What were Japanese plans for China, after a victory in the Sino-Japanese War ?

Were the Japanese ready to accept a conditional surrender from the RoC ?

Would they have demanded complete demilitarization of the RoC ? Or "merely" restricting the RoC military forces to infantry only ? Or maybe even let the RoC have a limited amount of tanks, combat vehicles and artillery ?

For that matter, would they even have tolerated the continued existence of the RoC (as a satellite state), leading to two Chinese states ruled by Chiang and Wang under the Japanese umbrella ?
Or would they have annexed the whole of China to the "Reorganized National Government of China" ruled by Wang Jingwei, under direct Japanese occupation ?
Or even dropped the pretence of puppet local governments and directly annexed China ?

Would they have tried the equivalent of Generalplan Ost (ie. murdering the majority of Han Chinese and other ethnicities through starvation, overworking and other means ; turning the surviving minority into chattel slaves that had zero rights ; and settling the freed space with Japanese colonists) over the whole of China ? Or merely treated China as a resource extraction area, while letting Japanese colonists settle in Manchuria and coastal areas ?
 
Would they have tried the equivalent of Generalplan Ost (ie. murdering the majority of Han Chinese and other ethnicities through starvation, overworking and other means ; turning the surviving minority into chattel slaves that had zero rights ; and settling the freed space with Japanese colonists) over the whole of China ?
I’ve never seen any plans for a Japanese equivalent of Generalplan Ost. They were mass murdering racists but they never made an explicitly genocidal plan to kill 75% of Chinese, 50% of Vietnamese, 65% of Thai etc like the Reich did.
Or merely treated China as a resource extraction area, while letting Japanese colonists settle in Manchuria and coastal areas ?
Everything I’ve read points to this. It would likely be an Asian version of the Congo Free State.
 
"The Japanese" were not a unified organization with a single plan for China. The Second Sino-Japanese War was largely begun as a result of actions by mid-level officers in the Kwantung Army; but once the Japanese government committed to the war the Navy felt the need to get involved and launched an offensive at Shanghai that the Kwantung Army did not desire. So the Kwantung Army and the IJN had different war plans and goals, but also the Imperial Japanese Army Headquarters in Tokyo launched efforts to rein in the Kwantung Army out of fear of their independence, leading to infighting between two Army factions. This is before you consider the civilian government, itself obviously split into multiple parties (or, after the formation of the Imperial Way, multiple factions) and eager to assert some control over events.

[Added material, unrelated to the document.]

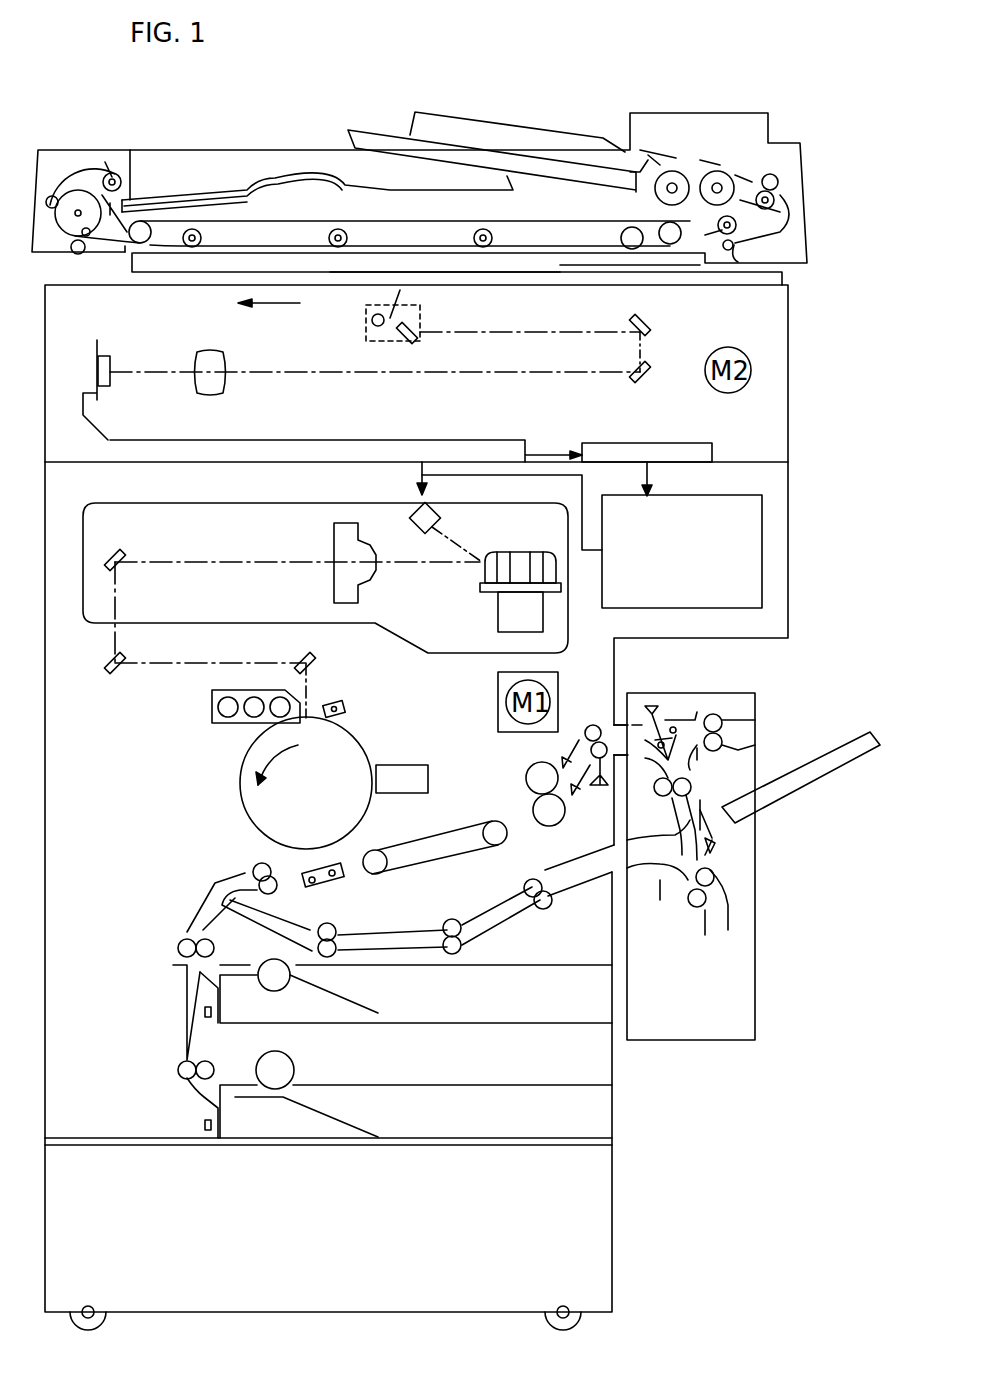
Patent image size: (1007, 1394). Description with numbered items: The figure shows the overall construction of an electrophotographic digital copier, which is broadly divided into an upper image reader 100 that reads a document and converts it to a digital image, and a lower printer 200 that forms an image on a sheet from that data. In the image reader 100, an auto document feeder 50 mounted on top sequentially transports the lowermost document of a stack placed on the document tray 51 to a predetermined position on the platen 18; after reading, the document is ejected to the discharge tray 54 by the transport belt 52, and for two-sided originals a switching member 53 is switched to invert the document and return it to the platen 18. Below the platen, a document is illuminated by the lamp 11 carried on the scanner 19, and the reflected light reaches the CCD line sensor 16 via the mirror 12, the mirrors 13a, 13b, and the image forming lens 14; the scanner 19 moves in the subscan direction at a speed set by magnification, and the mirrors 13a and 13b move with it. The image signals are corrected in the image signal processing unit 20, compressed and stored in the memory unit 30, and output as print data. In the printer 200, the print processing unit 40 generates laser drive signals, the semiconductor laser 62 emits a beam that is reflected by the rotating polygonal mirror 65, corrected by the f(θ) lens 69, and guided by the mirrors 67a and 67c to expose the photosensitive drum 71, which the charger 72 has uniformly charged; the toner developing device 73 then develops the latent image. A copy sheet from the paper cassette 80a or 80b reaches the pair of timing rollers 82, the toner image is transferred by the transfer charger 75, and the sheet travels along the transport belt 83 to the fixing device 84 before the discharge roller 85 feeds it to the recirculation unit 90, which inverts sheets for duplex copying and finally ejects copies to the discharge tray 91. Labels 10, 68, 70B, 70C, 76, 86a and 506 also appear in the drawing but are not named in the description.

During the war itself, the Japanese backed multiple separate puppet Chinese regimes simultaneously, despite the overlapping claims to control the country and infighting that generated. Some of those regimes, notably the Wang Jinwei regime (the largest) maintained significant military forces (under Japanese control) others, such as the Wang Kemin regime, were not permitted to raise troops.

In short, the Japanese lacked a single unified plan for ending the war in China. The plans they did develop they were unable to execute without achieving consensus amongst themselves. This makes attempting to define what they would have done in case of victory futile, as it would most likely have been quite changed from the various plans they discussed during the war.